Para entender melhor a situação, o podcast “Touros e Ursos” recebeu os insights de Gabriel Bearlz, da Mercurius Crypto, e Valter Rebelo, da Empiricus. Rebelo argumenta que o mercado de criptomoedas está passando por uma mudança na forma de negociar o Bitcoin, com a oscilação de preço refletindo uma nova dinâmica impulsionada por investidores institucionais.

Bearlz, por sua vez, enxerga o movimento atual como uma fase de amadurecimento, e não como um colapso definitivo do ativo.

O Contexto Macroeconômico

Ambos os analistas concordam que o cenário macroeconômico global favorece ativos de risco. Desde o ano passado, observam uma rotação de carteiras entre os investidores, o que contribui para a pressão sobre o preço do Bitcoin. “É mais uma mudança de alocação de capital do que um bear market tradicional”, explica Rebelo.

Correção Histórica

Curiosamente, a queda de quase 50% na cotação do Bitcoin é a menor correção histórica da criptomoeda, considerando as quedas anteriores que oscilaram entre 70% e 80%. Bearlz destaca que o Bitcoin amadureceu no mercado de investimentos nos últimos anos, com sua volatilidade diminuindo gradualmente.

Entrada Institucional e ETFs

A entrada significativa de capital no mercado de Bitcoin, impulsionada pela criação de ETFs (Fundos de Investimento) de Bitcoin, mudou o perfil dos investidores. Cerca de US$ 150 bilhões foram injetados no mercado via fundos passivos. Rebelo aponta que a pressão de venda recente veio justamente desses fundos.

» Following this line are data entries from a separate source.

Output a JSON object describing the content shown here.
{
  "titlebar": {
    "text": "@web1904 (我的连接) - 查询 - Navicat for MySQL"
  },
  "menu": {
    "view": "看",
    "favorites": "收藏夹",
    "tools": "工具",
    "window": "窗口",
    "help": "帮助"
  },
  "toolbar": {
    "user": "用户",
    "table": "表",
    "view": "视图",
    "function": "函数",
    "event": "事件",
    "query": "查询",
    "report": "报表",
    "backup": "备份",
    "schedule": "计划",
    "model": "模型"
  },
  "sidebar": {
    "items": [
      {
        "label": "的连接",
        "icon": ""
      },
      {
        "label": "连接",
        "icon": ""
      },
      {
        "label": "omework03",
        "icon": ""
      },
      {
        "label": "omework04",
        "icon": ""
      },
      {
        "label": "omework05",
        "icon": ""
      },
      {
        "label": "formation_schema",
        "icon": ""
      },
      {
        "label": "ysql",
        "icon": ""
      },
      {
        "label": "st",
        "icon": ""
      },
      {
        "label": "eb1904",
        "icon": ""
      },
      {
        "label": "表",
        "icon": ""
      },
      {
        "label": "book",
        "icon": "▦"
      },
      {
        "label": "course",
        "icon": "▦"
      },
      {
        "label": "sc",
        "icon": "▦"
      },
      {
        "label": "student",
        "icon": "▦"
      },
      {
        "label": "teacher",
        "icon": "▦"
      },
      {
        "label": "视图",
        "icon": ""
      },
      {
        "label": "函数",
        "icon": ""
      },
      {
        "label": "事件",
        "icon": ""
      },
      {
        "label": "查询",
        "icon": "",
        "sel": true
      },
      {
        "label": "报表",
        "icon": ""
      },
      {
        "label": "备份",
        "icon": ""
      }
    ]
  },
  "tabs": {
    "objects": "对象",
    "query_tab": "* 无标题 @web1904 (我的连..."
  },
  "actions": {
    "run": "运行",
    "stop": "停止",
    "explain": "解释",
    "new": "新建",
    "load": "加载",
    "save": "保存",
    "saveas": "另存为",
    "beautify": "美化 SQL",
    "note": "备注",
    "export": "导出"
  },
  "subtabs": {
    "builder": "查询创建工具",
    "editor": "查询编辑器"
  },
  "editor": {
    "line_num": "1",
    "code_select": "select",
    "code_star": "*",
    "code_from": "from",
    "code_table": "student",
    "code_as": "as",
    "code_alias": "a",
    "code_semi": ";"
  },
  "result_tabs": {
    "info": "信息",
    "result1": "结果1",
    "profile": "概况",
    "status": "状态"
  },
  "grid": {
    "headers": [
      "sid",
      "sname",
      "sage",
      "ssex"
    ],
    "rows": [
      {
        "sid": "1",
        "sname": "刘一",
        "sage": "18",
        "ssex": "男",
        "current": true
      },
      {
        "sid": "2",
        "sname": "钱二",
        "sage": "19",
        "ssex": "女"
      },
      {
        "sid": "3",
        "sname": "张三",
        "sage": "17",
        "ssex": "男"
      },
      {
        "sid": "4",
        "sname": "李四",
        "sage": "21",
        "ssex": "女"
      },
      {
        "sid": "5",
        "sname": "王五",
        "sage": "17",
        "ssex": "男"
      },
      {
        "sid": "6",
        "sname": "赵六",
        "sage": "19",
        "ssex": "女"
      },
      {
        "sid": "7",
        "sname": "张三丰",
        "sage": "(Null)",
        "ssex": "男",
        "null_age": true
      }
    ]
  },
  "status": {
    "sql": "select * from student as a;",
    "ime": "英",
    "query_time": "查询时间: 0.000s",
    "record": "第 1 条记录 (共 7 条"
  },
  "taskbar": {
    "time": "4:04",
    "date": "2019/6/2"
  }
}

Bitcoin e o Mercado de Tecnologia

Bearlz acredita que o Bitcoin está se tornando cada vez mais institucionalizado, comportando-se como uma ação de tecnologia, seguindo os movimentos de gigantes como Microsoft e Amazon. A correlação de 85% entre o Bitcoin e o índice Nasdaq ilustra essa convergência.

Diferentes Cenários em Relação a 2022

Ao contrário da queda de 2022, que foi desencadeada pela quebra de grandes empresas como a FTX, a correção atual não tem relação com uma crise interna. Bearlz ressalta que não há pressão regulatória ou um cenário macroeconômico negativo no momento.

Projeções e Limites

Os analistas projetam que o Bitcoin está próximo de um nível considerado “fundo”, com um limite para novas quedas. Rebelo aponta o nível de US$ 68 a US$ 69 mil como um suporte histórico importante, que representou o pico do ciclo de 2021. Além disso, o analista da Empiricus avalia que o antigo ciclo de quatro anos, baseado no halving, perdeu sua relevância, já que o movimento atual é mais influenciado pela psicologia dos investidores e pelo fluxo de capitais.

Visão para o Futuro

A visão de Bearlz para o futuro é otimista, com um preço-alvo de US$ 150 mil para a criptomoeda, embora ele não veja espaço para uma renovação do pico histórico neste ano.

“Touros e Ursos” da Semana

No encerramento do programa, os convidados selecionaram os “touros” e “ursos” da semana. A Raízen (RAIZ4) foi considerada um “touro” devido ao seu destaque positivo, impulsionado por cortes de impostos e investimentos militares. Por outro lado, o “apocalipse do software”, provocado pelo temor de que a inteligência artificial torne obsoletos sistemas como Salesforce e SAP, eliminou cerca de US$ 1 trilhão em valor de mercado do setor de tecnologia.